Brazilian hedge-fund behemoth SPX Capital apologized to holders of one of its funds after a badly timed bet on its home country eroded returns.
(Bloomberg) — Brazilian hedge-fund behemoth SPX Capital apologized to holders of one of its funds after a badly timed bet on its home country eroded returns.
The money manager’s Raptor fund — a more aggressive version of its flagship Nimitz offering — lagged all 173 rivals tracked by Bloomberg in the first half of the year, slumping 9.7% after fees. June was particularly painful as the fund posted its second-biggest monthly drop on record.
The poor performance led SPX founding partner Rogerio Xavier to write a mea culpa letter to clients, saying wrong bets on Brazil have been the main culprit for the lackluster returns of the firm’s macro hedge funds in the past quarters.
“Our performance in the past nine months has been disappointing, to say the least,” Xavier wrote in the note seen by Bloomberg.
SPX initially had a bullish view on Brazil with the election of President Luiz Inacio Lula da Silva, but the leftist leader’s fiery rhetoric led to a sharp selloff in the country’s equities, currency, swap rates and bonds at the end of last year. As lawmakers pared back some of his proposals, asset prices rebounded. But by that time SPX had already ditched some of its Brazil holdings.
“We couldn’t separate the noise and also didn’t give the real importance to the legislative power’s control,” the letter said. “We need to improve our understanding about Brazil.”
It wasn’t all bad news for SPX in the first half, though. Its equity hedge fund SPX Hornet Equity Hedge, which debuted in November, gained 12.8% after fees in the first six months of the year, the best performance among Brazil hedge funds tracked by Bloomberg. The fund combines long and short equity bets and is mostly market-neutral.
SPX’s macro hedge funds are currently betting on lower rates in Brazil, and hold a neutral position in local stocks. The funds, which still top 86% of peers in the past 24 months, also have long positions on the US dollar against currencies it didn’t name. Other bets include short positions in industrial metals and exposure to high-yield credit in developed nations.
Read More: Brazil’s Core Inflation Ticks Down, Raising Hopes for August Cut
Xavier said he still expects inflation-adjusted interest rates to be positive in developed economies over the next 10 years, while global inflation should prove stickier than expected. He favors fixed-income assets over equities.
“Fixed income will be the protagonist in the next 10 years or more,” Xavier wrote, adding that he sees no issues with SPX’s business model, team or strategy of expanding globally.
SPX, which was created over a decade ago in Rio de Janeiro and manages over over 67 billion reais ($14 billion), declined to comment beyond the letter. It has almost 300 employees, with six offices across the globe.
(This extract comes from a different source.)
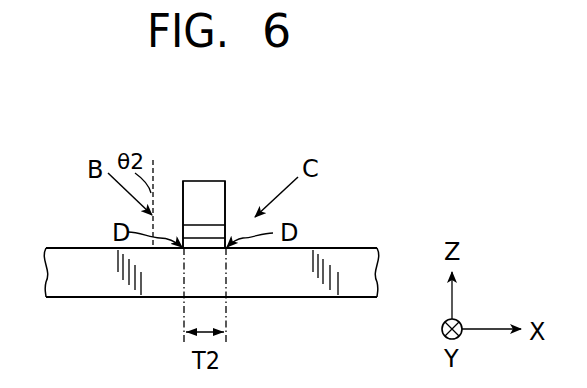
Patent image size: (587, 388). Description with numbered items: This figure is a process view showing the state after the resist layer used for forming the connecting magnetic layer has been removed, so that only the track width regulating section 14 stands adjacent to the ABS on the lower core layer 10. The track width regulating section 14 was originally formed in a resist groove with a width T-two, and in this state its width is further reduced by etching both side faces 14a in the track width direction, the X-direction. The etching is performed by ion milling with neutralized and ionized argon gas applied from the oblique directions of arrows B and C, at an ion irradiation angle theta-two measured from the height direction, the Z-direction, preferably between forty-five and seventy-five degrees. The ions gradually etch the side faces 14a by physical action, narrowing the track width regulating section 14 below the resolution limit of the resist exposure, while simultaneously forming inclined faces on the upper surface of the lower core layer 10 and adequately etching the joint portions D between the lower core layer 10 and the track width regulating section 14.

The lower core layer 10 is at (285, 278).
The track width regulating section 14 is at (205, 180).
The side faces 14a is at (182, 203).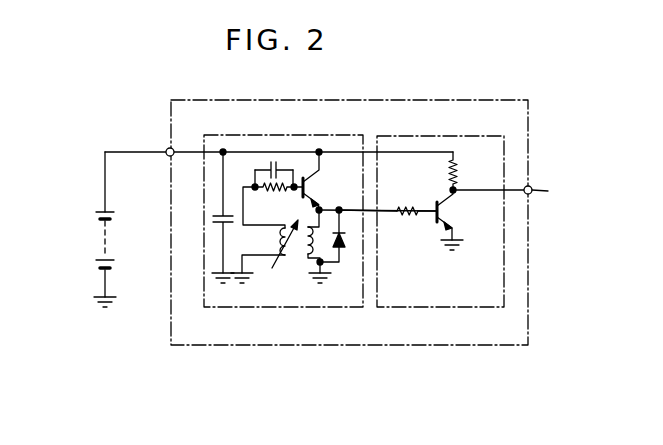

The Brazilian hedge-fund data monitored by Bloomberg include only so-called multi-market funds with more than 500 million reais in assets, and excludes those with single shareholders. Overall, the group’s average performance was positive in the first half, with a 4.9% total return before fees.
The Ibovespa, Brazil’s benchmark equity index, was up 7.6%. The so-called CDI rate, a benchmark for local hedge funds, rose 6.5% in the span.